If you’ve tried these Ricotta Cookies then don’t forget to leave a rating and let me know how you got on in the comments below, I love hearing from you!
Ricotta Cookies
Video
Ingredients
For the Cookies
- 3/4 cup butter room temperature (170g)
- 1 3/4 cups granulated sugar (350g)
- 2 eggs
- 15 ounces ricotta cheese (425g)
- 1 tbsp vanilla extract (15ml)
- ¾ teaspoon kosher salt
- 2 teaspoons baking powder
- ½ teaspoon baking soda
- 3 cups flour (360g)
- 2 tsp lemon zest
For the Glaze
- ¼ cup milk or lemon juice (60ml)
- 1 ½ cups powdered sugar (180g)
- 1 tsp vanilla extract or almond (5ml)
- sprinkles optional
Instructions
- Combine the flour, baking powder, baking soda and salt in a bowl then whisk together and set aside.
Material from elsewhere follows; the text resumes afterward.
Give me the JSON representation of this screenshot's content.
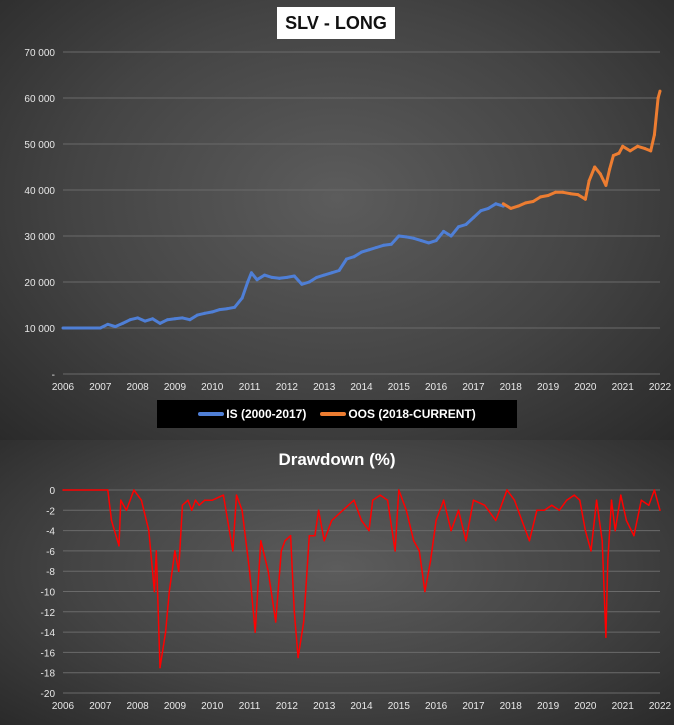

- In a stand mixer fitted with a whisk attachment or a large bowl if using a hand mixer, cream the butter then add the sugar and lemon zest then mix on high for about three minutes until light and fluffy.
- Mix in the eggs one at a time then add the vanilla. Add the ricotta in and mix until fully combined. You should scrape the bowl down and mix once more.
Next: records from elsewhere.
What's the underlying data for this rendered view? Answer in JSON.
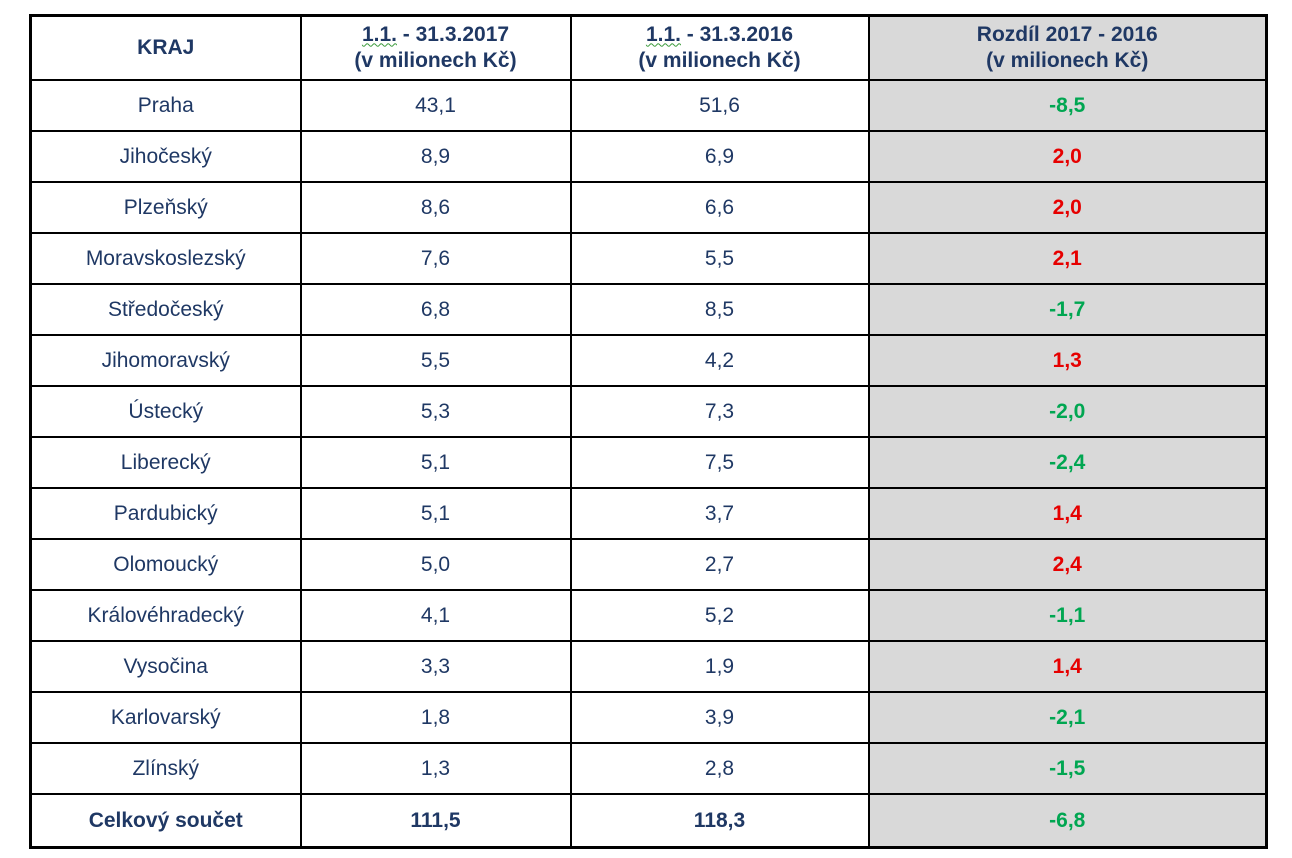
{
  "table": {
    "headers": {
      "region": "KRAJ",
      "col2017_line1_prefix": "1.1.",
      "col2017_line1_rest": " - 31.3.2017",
      "col2017_line2": "(v milionech Kč)",
      "col2016_line1_prefix": "1.1.",
      "col2016_line1_rest": " - 31.3.2016",
      "col2016_line2": "(v milionech Kč)",
      "diff_line1": "Rozdíl 2017 - 2016",
      "diff_line2": "(v milionech Kč)"
    },
    "rows": [
      {
        "region": "Praha",
        "v2017": "43,1",
        "v2016": "51,6",
        "diff": "-8,5",
        "sign": "neg"
      },
      {
        "region": "Jihočeský",
        "v2017": "8,9",
        "v2016": "6,9",
        "diff": "2,0",
        "sign": "pos"
      },
      {
        "region": "Plzeňský",
        "v2017": "8,6",
        "v2016": "6,6",
        "diff": "2,0",
        "sign": "pos"
      },
      {
        "region": "Moravskoslezský",
        "v2017": "7,6",
        "v2016": "5,5",
        "diff": "2,1",
        "sign": "pos"
      },
      {
        "region": "Středočeský",
        "v2017": "6,8",
        "v2016": "8,5",
        "diff": "-1,7",
        "sign": "neg"
      },
      {
        "region": "Jihomoravský",
        "v2017": "5,5",
        "v2016": "4,2",
        "diff": "1,3",
        "sign": "pos"
      },
      {
        "region": "Ústecký",
        "v2017": "5,3",
        "v2016": "7,3",
        "diff": "-2,0",
        "sign": "neg"
      },
      {
        "region": "Liberecký",
        "v2017": "5,1",
        "v2016": "7,5",
        "diff": "-2,4",
        "sign": "neg"
      },
      {
        "region": "Pardubický",
        "v2017": "5,1",
        "v2016": "3,7",
        "diff": "1,4",
        "sign": "pos"
      },
      {
        "region": "Olomoucký",
        "v2017": "5,0",
        "v2016": "2,7",
        "diff": "2,4",
        "sign": "pos"
      },
      {
        "region": "Královéhradecký",
        "v2017": "4,1",
        "v2016": "5,2",
        "diff": "-1,1",
        "sign": "neg"
      },
      {
        "region": "Vysočina",
        "v2017": "3,3",
        "v2016": "1,9",
        "diff": "1,4",
        "sign": "pos"
      },
      {
        "region": "Karlovarský",
        "v2017": "1,8",
        "v2016": "3,9",
        "diff": "-2,1",
        "sign": "neg"
      },
      {
        "region": "Zlínský",
        "v2017": "1,3",
        "v2016": "2,8",
        "diff": "-1,5",
        "sign": "neg"
      }
    ],
    "total": {
      "region": "Celkový součet",
      "v2017": "111,5",
      "v2016": "118,3",
      "diff": "-6,8",
      "sign": "neg"
    }
  },
  "colors": {
    "text": "#1f3864",
    "increase": "#e60000",
    "decrease": "#00a651",
    "diff_column_bg": "#d9d9d9"
  }
}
- Pour in the flour mixture and mix on low until just combined. You can finish the dough off with your spatula making sure there are no errant pockets of flour or butter hanging around. Cover and chill for at least two hours.
- Preheat oven to 350 towards the end of your chill time and line your baking sheets with parchment paper or silicone mats.
- Portion out tablespoon-sized scoops of dough onto your lined baking sheets leaving a little over two inches between each cookie. You can refrigerate or freeze extra cookie dough if desired.
- Bake at 350F for 11 minutes or until the bottoms are lightly golden. Allow to cool on baking sheet before transferring to a wire rack.
- While the cookies bake, whisk together the powdered sugar, milk and vanilla in a medium bowl to create a thin glaze for the cookies.
- Dip each of the cooled cookies into the glaze then return to the wire rack and decorate with sprinkles.
Notes
- Make sure to chill the dough for at least 2 hours before baking or your cookies will flatten.
- Make sure to space the cookies out about 2 inches apart so they don't stick to each other when baking.
- Instead of vanilla, you could add 1 tsp of almond extract. Almond is another popular flavor option for these cookies.
- Fluff your flour with a spoon and then spoon it into your cups then level it off with a knife. This is the best way to measure flour without overpacking the cup. If you have a kitchen scale to weigh the flour use that for more accurate results.
- Make sure your butter and eggs are at room temperature so everything mixes together evenly.
- When glazing the cookies dip the top side in then place on a cooling rack and let the excess drip off. Place a sheet of baking parchment underneath for easy clean-up.
- The glaze can take up to 1 hour to set.
- Choose whatever colored sprinkles you like to decorate them. I even have a recipe for making homemade sprinkles.
- Raw dough can be stored in the fridge for up to 2 days or frozen for 3 months.